In October of 2012, however, he removed his ankle monitor and escaped from the halfway house he had been paroled to in Houston, Texas, though he was recaptured in Dallas only seventeen days later.
In 2018, a sociology class at Elizabethton High School in east Tennessee, at the behest of their teacher Alex Campbell, spent an entire semester compiling a profile of the perpetrator of the Redhead Murders; it was this class, in fact, that redubbed the killer The Bible Belt Strangler. Their analysis, which was submitted to FBI profilers and believed to be a fairly accurate picture of the probable assailant, hypothesized that the killer was a white male born between 1936 and 1962, of above average height and weight, who worked as a long-haul commercial truck driver and was likely based out of Knoxville, Tennessee, as that was the geographic center of the dump sites of all the related victims. Further, his trucking route would be concentrated largely along the Interstate 40 corridor and its offshoot highways.

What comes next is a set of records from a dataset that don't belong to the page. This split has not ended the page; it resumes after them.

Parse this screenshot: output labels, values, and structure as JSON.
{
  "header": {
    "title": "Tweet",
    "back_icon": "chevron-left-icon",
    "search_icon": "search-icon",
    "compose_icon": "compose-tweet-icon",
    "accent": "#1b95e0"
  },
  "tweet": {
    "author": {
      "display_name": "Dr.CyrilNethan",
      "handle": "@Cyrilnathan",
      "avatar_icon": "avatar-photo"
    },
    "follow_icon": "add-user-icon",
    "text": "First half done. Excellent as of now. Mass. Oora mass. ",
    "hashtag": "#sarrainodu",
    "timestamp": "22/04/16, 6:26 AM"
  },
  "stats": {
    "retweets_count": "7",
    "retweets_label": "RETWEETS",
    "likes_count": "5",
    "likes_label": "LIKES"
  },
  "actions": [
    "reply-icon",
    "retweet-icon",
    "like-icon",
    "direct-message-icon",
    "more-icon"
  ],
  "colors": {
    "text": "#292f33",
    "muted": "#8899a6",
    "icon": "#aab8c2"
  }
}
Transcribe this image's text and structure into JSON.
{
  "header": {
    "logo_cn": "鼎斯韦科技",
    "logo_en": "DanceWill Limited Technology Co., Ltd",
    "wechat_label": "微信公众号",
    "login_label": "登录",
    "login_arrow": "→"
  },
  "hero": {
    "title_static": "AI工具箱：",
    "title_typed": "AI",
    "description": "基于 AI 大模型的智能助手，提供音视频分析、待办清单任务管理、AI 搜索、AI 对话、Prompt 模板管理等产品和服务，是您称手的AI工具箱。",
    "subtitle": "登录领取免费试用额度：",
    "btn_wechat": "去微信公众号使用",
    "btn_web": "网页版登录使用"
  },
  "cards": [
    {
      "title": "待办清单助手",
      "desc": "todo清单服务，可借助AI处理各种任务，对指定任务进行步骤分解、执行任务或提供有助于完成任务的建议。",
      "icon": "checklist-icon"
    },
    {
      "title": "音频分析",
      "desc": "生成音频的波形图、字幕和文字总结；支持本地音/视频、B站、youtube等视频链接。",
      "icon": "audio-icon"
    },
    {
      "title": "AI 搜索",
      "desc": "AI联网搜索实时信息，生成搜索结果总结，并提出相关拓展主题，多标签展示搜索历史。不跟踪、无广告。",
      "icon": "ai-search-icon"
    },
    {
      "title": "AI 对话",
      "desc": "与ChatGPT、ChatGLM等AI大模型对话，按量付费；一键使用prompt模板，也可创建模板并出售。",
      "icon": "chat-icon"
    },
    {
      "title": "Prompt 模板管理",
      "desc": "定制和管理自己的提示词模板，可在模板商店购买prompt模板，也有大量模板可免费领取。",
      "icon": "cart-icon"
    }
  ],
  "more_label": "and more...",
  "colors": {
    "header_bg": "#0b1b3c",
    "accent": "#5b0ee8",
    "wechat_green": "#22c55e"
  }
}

In addition, the class speculated that this serial killer was most likely “mission-oriented” rather than driven by a sexual motive, as few of the victims were thought to have been sexually assaulted or tortured, and there did not appear to be an “overkill” component to their deaths. Mission-oriented killers are those who murder as a means to an end, as a way of essentially punishing people they see as morally or religiously transgressive or somehow a blight on society. Lastly, the profile theorizes that the Bible Belt Strangler is probably of above-average intelligence, may have come from an unstable home, and is likely married or in a long-term relationship.
The FBI investigation into the murders remains open.